Giggling, excited chatter, gossipy exchanges, teenage girls in groups, fun, freedom and feisty-ness are all hallmarks of living in a hostel.
I know I am probably biased when I say that every girl should live in hostel at least once in her lifetime. After all, I am a product of this place – where even a shy doormat of a girl transforms into a confident woman, ready to face the world. It is said that what doesn’t kill you only makes you stronger. Nowhere is this more evident than a hostel, where all your primal survival skills are put to the test, and you surprise yourself by discovering aspects of your personality that you never knew existed, as you struggle successfully to emerge a survivor. Here is a list of the skills that I, and every girl who has lived in a hostel, has picked up:
Rule number one of living in a hostel is to leave behind the fussy, picky, spoilt brat that you were at home. Because this is a place where Darwin’s laws apply. It is the survival of the fittest. Never mind if you have never stepped out of your comfort zone before, never mind if you have led a sheltered, protected life until now, never mind if you had an army of maids at home, who even made your bed. It’s time to let go of all that and learn to adapt quickly!
If you want to survive, you have to learn to eat any thing that is edible. I still remember fondly our hostel ‘rice plate’, costing all of 5 Rupees. With compartments for curd, one fluid sabzi, one dry sabzi, rice ‘daal marke’ (with a very miserly amount of daal and a few yellow coloured lentil grains on the rice), and some very oily pooris. It was a staple at lunch and dinner.
Too bad if you could not identify the shapeless sabzi disguised with plenty of oil and spice, you just ate it, and soon learnt to even like it.
Too bad if you did not like potato sabzi, because that was a daily must. Too bad if you did not like ‘baingan’ (brinjal), because you’d have to stay hungry. Too bad if you could not identify the shapeless sabzi disguised with plenty of oil and spice, you just ate it, and soon learnt to even like it. This skill – to be able to eat anything that is edible in times of a crisis, without complaining – is something every hostelite acquires in no time at all. It is a life skill that stays, and comes in handy even now.
Putting up with shared toilets and bathrooms, queuing up bleary-eyed for basic amenities every day makes a disciplined person out of the most reluctant, easy-going person. Basic survival skills are tested. Fight or flight? Well, you fight back the tears, pull yourself together and gear up for a daily struggle as you realise that living in a hostel in no flight of fantasy!
Being thrown in with hundreds of teenaged girls from various backgrounds, of differing habits and varied temperaments, but all working to become a part of the same profession is an eye-opener. You realize that there are people in this world other than yourself, who have grown up differently, think differently, and live differently. You learn to accept, tolerate, ignore what is unacceptable, and take it all in your stride patiently.
While you cannot be friends with everybody, you learn to still live with girls who may not be on the same wavelength as you.
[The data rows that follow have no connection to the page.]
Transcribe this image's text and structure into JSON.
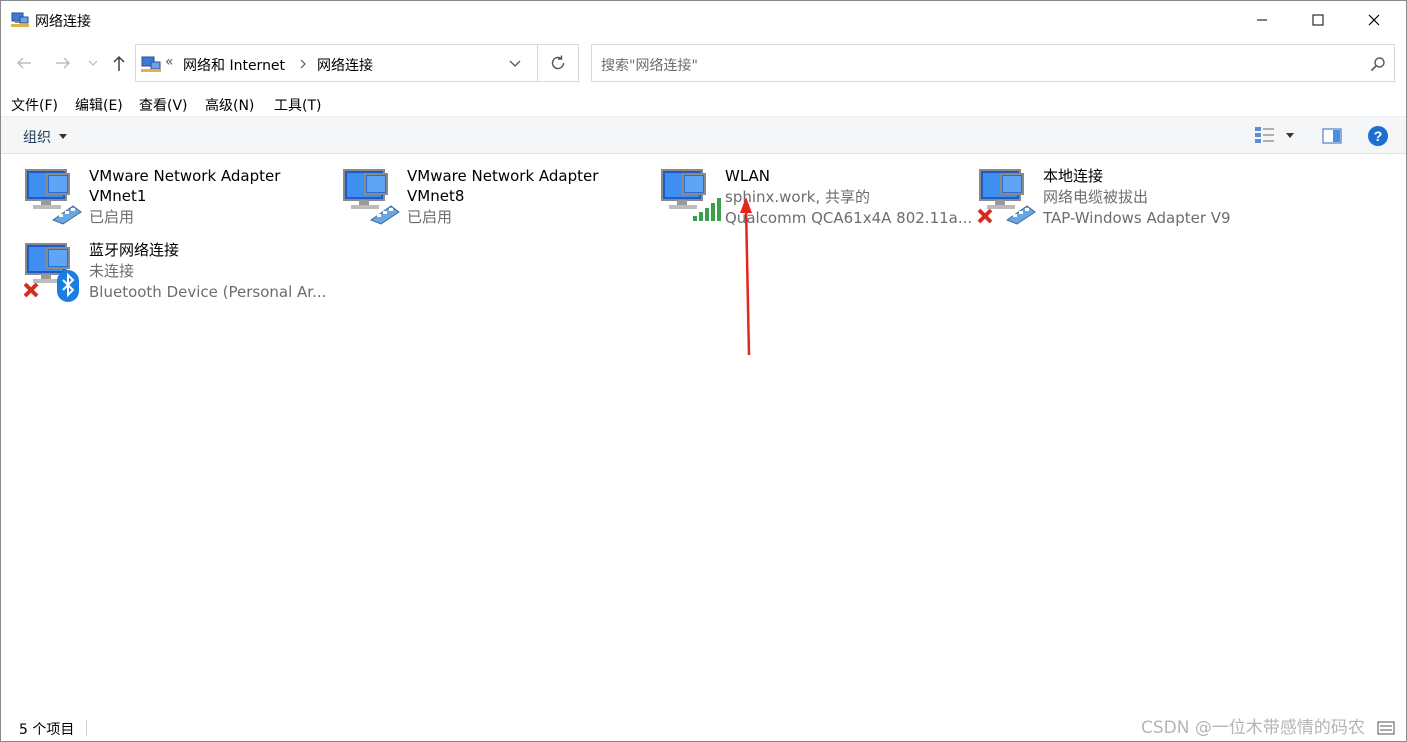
{
  "window": {
    "title": "网络连接"
  },
  "address": {
    "overflow": "«",
    "crumbs": [
      "网络和 Internet",
      "网络连接"
    ]
  },
  "search": {
    "placeholder": "搜索\"网络连接\""
  },
  "menu": [
    "文件(F)",
    "编辑(E)",
    "查看(V)",
    "高级(N)",
    "工具(T)"
  ],
  "toolbar": {
    "organize_label": "组织"
  },
  "connections": [
    {
      "name": "VMware Network Adapter VMnet1",
      "status": "已启用",
      "device": "",
      "icon": "ethernet-adapter-icon"
    },
    {
      "name": "VMware Network Adapter VMnet8",
      "status": "已启用",
      "device": "",
      "icon": "ethernet-adapter-icon"
    },
    {
      "name": "WLAN",
      "status": "sphinx.work, 共享的",
      "device": "Qualcomm QCA61x4A 802.11a...",
      "icon": "wifi-signal-icon"
    },
    {
      "name": "本地连接",
      "status": "网络电缆被拔出",
      "device": "TAP-Windows Adapter V9",
      "icon": "ethernet-disconnected-icon"
    },
    {
      "name": "蓝牙网络连接",
      "status": "未连接",
      "device": "Bluetooth Device (Personal Ar...",
      "icon": "bluetooth-icon"
    }
  ],
  "statusbar": {
    "count": "5 个项目"
  },
  "watermark": "CSDN @一位木带感情的码农",
  "colors": {
    "accent": "#0078d7",
    "annotation_arrow": "#e8231b",
    "error": "#d62c1f",
    "signal": "#3aa04a"
  }
}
Your own attitude towards people undergoes a sea of change as you get to know the real personalities behind the facades. You learn never to judge a book by its cover. The best friends I have made in my hostel had nothing in common with me, and yet we connected as humans.
Hostel-living lifts the masks, bares the soul, and reveals the true you. Hostel friends know you, the person, with all your little oddities, your habits, good or otherwise, if you snore or not, if you stay up late or get up early, if you keep the room clean or are a slob, how many times you brush your teeth, how often you change your bed sheets. There you are with all your human imperfections.
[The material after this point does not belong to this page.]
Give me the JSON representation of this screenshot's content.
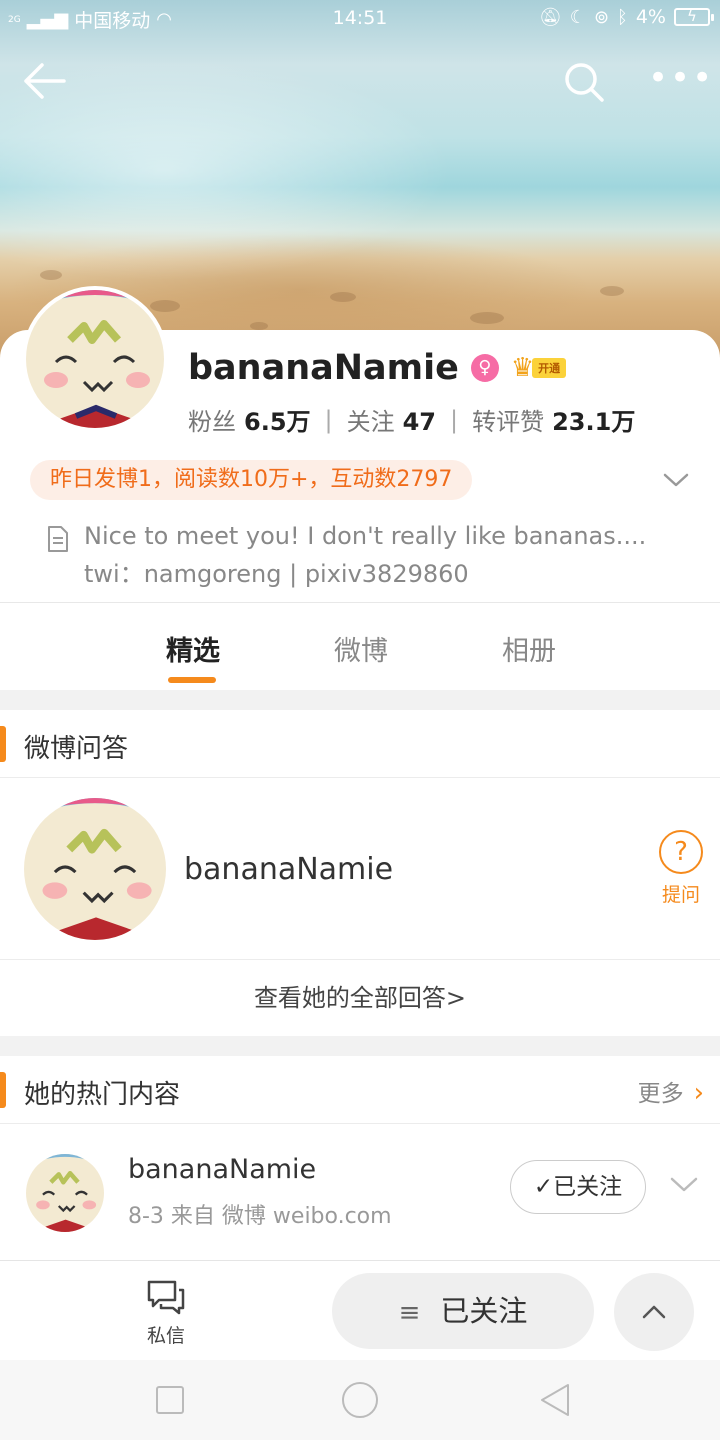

If your friend has seen you at your worst and still likes you in spite of everything, you have made a friend for life.
If your friend has seen you at your worst and still likes you in spite of everything, you have made a friend for life. Hostel friends form a sisterhood that is cherished and valued for a lifetime. The bond that forms is based on memories of a shared, common past.
Living without family to protect and care for you is the toughest part of hostel living. Fending for yourself becomes the number one priority. In your own way you acquire armour to protect you. Invisible spikes grow on your persona, ready to attack if anyone threatens your existence. It’s true, hostel life instills in you a toughness to combat various situations, a strength to get you through hard times, and a steely determination to survive against odds.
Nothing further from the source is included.